One side effect of having a software business where you publish your email so people can easily contact you is that you get a lot of spam. I guess everyone who has an email address gets spam, but I think you probably get more if you have it publicly visible on a web page. And don’t get me started on how many spamments (comment spams) you get if you have a blog like this one.

I tried doing it the old fashioned way, with moderating the comments and letting Mail.app handle the junk mail, but it just got worse and worse. This past week was the bursting of the dam though, with tons of spam just flooding my mailbox. I would get at least 100 spam emails / spamments a day! (I’m optimistic, so it was probably more than that…)

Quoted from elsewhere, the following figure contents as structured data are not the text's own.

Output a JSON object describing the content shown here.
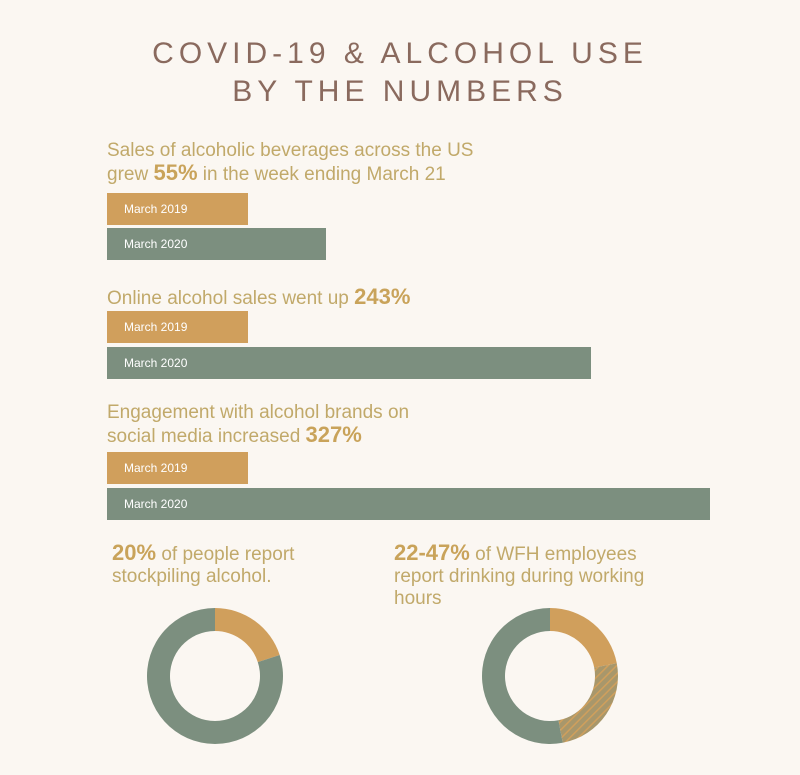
{
  "title": {
    "line1": "COVID-19 & ALCOHOL USE",
    "line2": "BY THE NUMBERS"
  },
  "colors": {
    "background": "#fbf7f2",
    "title": "#8a6a5e",
    "text_gold": "#c1a96a",
    "highlight": "#c9a35a",
    "bar_2019": "#d09f5c",
    "bar_2020": "#7c8f7f"
  },
  "chart_data": [
    {
      "type": "bar",
      "orientation": "horizontal",
      "title_lines": [
        "Sales of alcoholic beverages across the US",
        "grew ",
        "55%",
        " in the week ending March 21"
      ],
      "categories": [
        "March 2019",
        "March 2020"
      ],
      "values": [
        100,
        155
      ],
      "xlim": [
        0,
        427
      ]
    },
    {
      "type": "bar",
      "orientation": "horizontal",
      "title_lines": [
        "Online alcohol sales went up ",
        "243%"
      ],
      "categories": [
        "March 2019",
        "March 2020"
      ],
      "values": [
        100,
        343
      ],
      "xlim": [
        0,
        427
      ]
    },
    {
      "type": "bar",
      "orientation": "horizontal",
      "title_lines": [
        "Engagement with alcohol brands on",
        "social media increased ",
        "327%"
      ],
      "categories": [
        "March 2019",
        "March 2020"
      ],
      "values": [
        100,
        427
      ],
      "xlim": [
        0,
        427
      ]
    },
    {
      "type": "pie",
      "style": "donut",
      "text": [
        "20%",
        " of people report",
        "stockpiling alcohol."
      ],
      "slices": [
        {
          "value": 20,
          "color": "#d09f5c",
          "pattern": "solid"
        },
        {
          "value": 80,
          "color": "#7c8f7f",
          "pattern": "solid"
        }
      ]
    },
    {
      "type": "pie",
      "style": "donut",
      "text": [
        "22-47%",
        " of WFH employees",
        "report drinking during working",
        "hours"
      ],
      "slices": [
        {
          "value": 22,
          "color": "#d09f5c",
          "pattern": "solid"
        },
        {
          "value": 25,
          "color": "#d09f5c",
          "pattern": "hatched"
        },
        {
          "value": 53,
          "color": "#7c8f7f",
          "pattern": "solid"
        }
      ]
    }
  ]
}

So I did two things: (tip of the hat to Brian Cooke aka Mr rooSwitch who pointed these out to me)

1. Upgraded WordPress to 2.0.4 and activated Akismet, which is a free plug-in that automatically catches comment spam (without having to do anything except get an API key from WordPress.com). Very easy (though I took the time to create a local mirror on my PowerBook and test it out there first).

SpamSieve icon
2. Installed SpamSieve. I had to install the Mail.app plug-in, do a bit of config, and train it. But its still easy and Michael Tsai has provided good instructions to get you started. Note that training seems to be important, but that also is easy to do thanks to some keyboard shortcuts and the availability of previously filtered Junk mail which I kept around.

I’ve had both running for 24 hours now and I can’t believe how uncluttered my email has gotten. Akismet has already caught 70 spamments and SpamSieve has caught 113 spam emails!